Ich suche nicht meinen Nutzen, sondern den Nutzen aller, damit sie gerettet werden. (1Kor 10,31)

Dieses Wort des Apostels sollte uns leiten. Hinter jedem Fanatismus steckt Eigennutz. Oft dient hier die Religion nur als Vorwand für rein weltliches Streben nach Macht. Gewalt und Hass können nie Inhalt einer wahren Religion sein. Gottesdienst führt nicht in die Versklavung, sondern dient der Freiheit des Menschen. Unterdrückung entspringt nicht dem Willen Gottes, sondern der Machtgier der Menschen, die Gott für ihre Ziele missbrauchen.
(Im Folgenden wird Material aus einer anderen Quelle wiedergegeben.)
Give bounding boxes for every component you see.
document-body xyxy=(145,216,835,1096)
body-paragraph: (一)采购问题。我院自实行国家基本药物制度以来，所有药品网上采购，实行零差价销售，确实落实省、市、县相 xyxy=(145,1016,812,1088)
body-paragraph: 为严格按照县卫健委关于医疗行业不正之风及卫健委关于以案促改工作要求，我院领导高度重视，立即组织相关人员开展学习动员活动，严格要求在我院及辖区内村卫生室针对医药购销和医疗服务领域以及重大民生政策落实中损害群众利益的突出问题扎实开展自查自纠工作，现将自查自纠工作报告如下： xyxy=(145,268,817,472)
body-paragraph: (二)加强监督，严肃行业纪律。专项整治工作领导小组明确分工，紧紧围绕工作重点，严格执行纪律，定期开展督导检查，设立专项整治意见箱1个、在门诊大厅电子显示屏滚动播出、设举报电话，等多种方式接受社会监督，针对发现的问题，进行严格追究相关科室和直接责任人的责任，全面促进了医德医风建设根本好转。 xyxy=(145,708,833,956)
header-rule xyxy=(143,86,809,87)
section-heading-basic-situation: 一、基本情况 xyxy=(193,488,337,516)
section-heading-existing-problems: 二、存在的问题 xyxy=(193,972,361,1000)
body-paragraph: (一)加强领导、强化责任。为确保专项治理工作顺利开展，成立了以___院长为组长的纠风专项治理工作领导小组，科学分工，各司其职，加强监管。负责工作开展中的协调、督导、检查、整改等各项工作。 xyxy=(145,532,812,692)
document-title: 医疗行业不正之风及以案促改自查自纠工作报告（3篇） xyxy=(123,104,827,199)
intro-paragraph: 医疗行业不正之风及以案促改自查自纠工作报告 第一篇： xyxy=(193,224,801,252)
Nicht Eigennutz, sondern Nutzen aller. Das Wohl der Gesellschaft wächst, je mehr es allen gut geht. Wo Menschen aus Eigennutz handeln, entsteht eine Schieflage. Schließlich meint jeder, nur auf sich schauen zu müssen, um zu seinem Recht zu kommen. Das Misstrauen wächst und es wird kälter.
Den Mut haben, zu schenken, wo alle nur haben wollen, den Mut haben, zu verzeihen, wo alle nur ihr Recht einfordern, den Mut haben, zu verzichten, wo alle nur ihren Spaß haben wollen. Unsere Gesellschaft braucht Menschen mit Überzeugungen. Nur sie sind auch zu wahrer Toleranz fähig.

Wer bin ich, dass ich einen Platz in deinem Herzen,
in deinem Haus, in deinem Reich verdiente?
Wer bin ich, dass ich auf deine Vergebung,
deine Freundschaft, deine Umarmung hoffen darf?
Dennoch erwarte ich es, sehne mich danach, zähle darauf.
Nicht wegen meiner eigenen Verdienste,
sondern allein wegen deiner unendlichen Barmherzigkeit.
O Herr, du bist der Gerechte, der Gesegnete,
der Geliebte, der Rechtschaffene, der Gnadenreiche.
Hilf mir, dir zu folgen, mein Leben mit deinem Leben
zu vereinen und ein Spiegel deiner Liebe zu werden.